Dr. Kendiss Olafson offers an inside view into our ICUs as admissions surge.
By Brad Hartle
“I’m sitting here, bracing,” said Dr. Kendiss Olafson, an Intensive Care Physician in Winnipeg. It was Friday, October 16th, the day Manitoba announced the largest COVID-19 restrictions since the spring lockdown. Firmly in the second wave, Manitoba had registered more cases in the previous two days than in the entire first wave. The test-positivity rate hit a record-breaking 5.2%, hospitalizations were rising, and more patients needed intensive care.
“As a program, we’re very worried about our capacity.”
After her week off, spending precious time with her husband, also a physician, and her three daughters, Dr. Olafson would be back in the ICU on Monday. “It will be ten to fourteen days until the numbers started going up,” she said, referring to the typical time an infection takes to turn critical. “In our first wave, our numbers were pretty manageable. Sometimes we wondered if we were too over-prepared, expecting this onslaught of patients that never really came. Now, they’re going to come.”
As is the case in other parts of the world, the prospect of Manitoba’s hospitals being overrun by COVID-19 is very real. While that growing threat is out of her hands, Dr. Olafson is focused on using her expertise in critical care, along with her Master’s in Public Health from Johns Hopkins University, and doing the best she can for patients and families.
Since the pandemic began, she has used her background in both critical care and public health to better understand the virus and its treatment.
“Early on we were hearing COVID was so different,” she said, recalling the apprehension and nervousness felt when the first patients presented. “Not just the question of how do we manage these patients, but also where could a wave take us? As ICU physicians, we are the leaders of a large team of nurses, respiratory therapists, pharmacists and others caring for critically ill patients. How do we make sure that we as a team care for our patients and make sure everyone on the team gets home to their families safely?”
“We’ve learned over the last few months that the treatment of COVID-19 is not significantly different from other critical illnesses. We have the toolbox to be able to approach patients with regard to when to intubate and how to ventilate.”
The Winnipeg Critical Care Program has spent months fine-tuning that toolbox, perfecting what is in their power to perfect. “We developed procedures for the minimum amount of people required for a patient, assigned specific tasks, then practice to make sure we’re ready.” Be it preparing for intubations with limited staff, practicing entering and exiting the room, running through role-specific tasks, or donning and doffing their PPE over and over, the focus is on safety and quality improvement.
The need for safety also brings the need for patient isolation, which for Dr. Olafson has been the toughest part. To help overcome patient isolation, Dr. Olafson helped establish the Family Liaison Program, which brought a team of volunteer medical students together and used iPads donated to the hospitals to virtually unite patients and families.
“It has highlighted the importance of families in the ICU,” she said. “They are important for safe patient care, for a patients’ emotional and physical recovery, and as patient advocates, speaking for patients who often can’t, helping us make better decisions.”

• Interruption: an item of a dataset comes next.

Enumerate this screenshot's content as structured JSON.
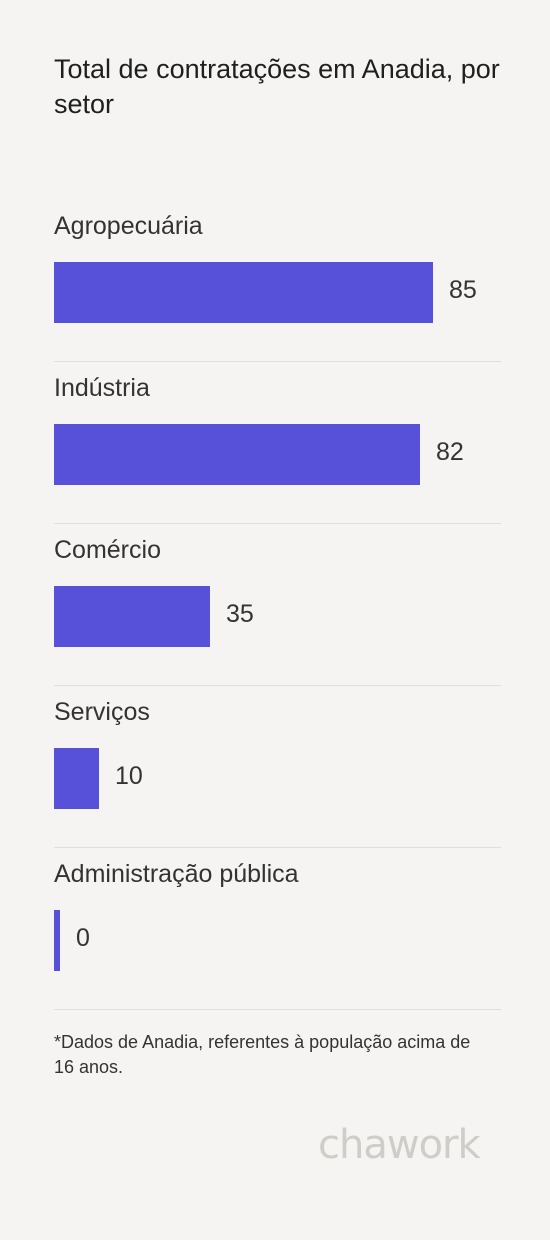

“Also,” she added, “one of the most exciting things is to see a patient wake up and look over at their loved one beside them on the screen.”
In many ways, this is what Dr. Olafson got into critical care to do. “I’m not an adrenaline junky. I got into this line of work because I enjoy the intellectual challenge of thinking through the complexities associated with critical care.”

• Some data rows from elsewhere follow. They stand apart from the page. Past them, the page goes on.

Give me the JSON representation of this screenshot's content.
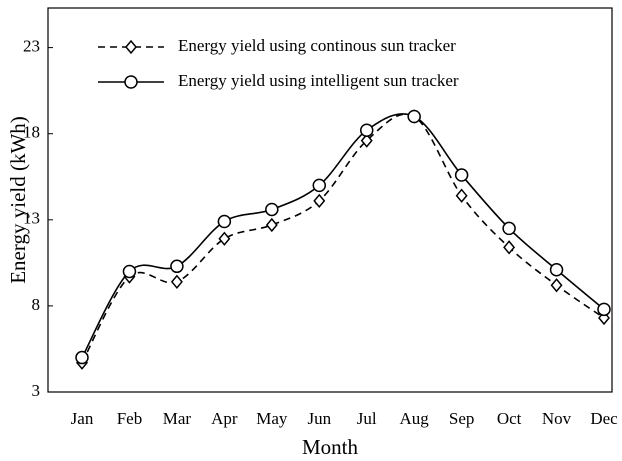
{
  "chart_data": {
    "type": "line",
    "x_label": "Month",
    "y_label": "Energy yield (kWh)",
    "categories": [
      "Jan",
      "Feb",
      "Mar",
      "Apr",
      "May",
      "Jun",
      "Jul",
      "Aug",
      "Sep",
      "Oct",
      "Nov",
      "Dec"
    ],
    "series": [
      {
        "name": "Energy yield using continous sun tracker",
        "color": "#000000",
        "dash": true,
        "marker": "diamond",
        "values": [
          4.7,
          9.7,
          9.4,
          11.9,
          12.7,
          14.1,
          17.6,
          19.0,
          14.4,
          11.4,
          9.2,
          7.3
        ]
      },
      {
        "name": "Energy yield using intelligent sun tracker",
        "color": "#000000",
        "dash": false,
        "marker": "circle",
        "values": [
          5.0,
          10.0,
          10.3,
          12.9,
          13.6,
          15.0,
          18.2,
          19.0,
          15.6,
          12.5,
          10.1,
          7.8
        ]
      }
    ],
    "ylim": [
      3,
      25.3
    ],
    "yticks": [
      3,
      8,
      13,
      18,
      23
    ],
    "grid": false,
    "legend": "upper left"
  }
}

Important to her, too, is the way the pandemic has brought intensive care work to the forefront of the public discussion, bringing with it an opportunity to mobilize research resources within the ICU program. “We have wonderful researchers embarking on COVID- specific research,” she said, adding that the pandemic has enabled the collaboration of specialties that don’t often work together, such as intensive care and public health, furthering new research opportunities.
And yet, those reasons for optimism – research prospects, innovative ways to overcome isolation, an improved understanding of the virus and how to treat it – they fall away when Dr. Olafson looks ahead to next week. “Our intensive care units are frequently full, and we experience anxiety over not knowing where we will put the next patient. Even if the issue of capacity was suddenly, magically solved, the ICU team is a limited, specialized service. If Manitoba is not successful in our public health efforts, we will be quickly overwhelmed.”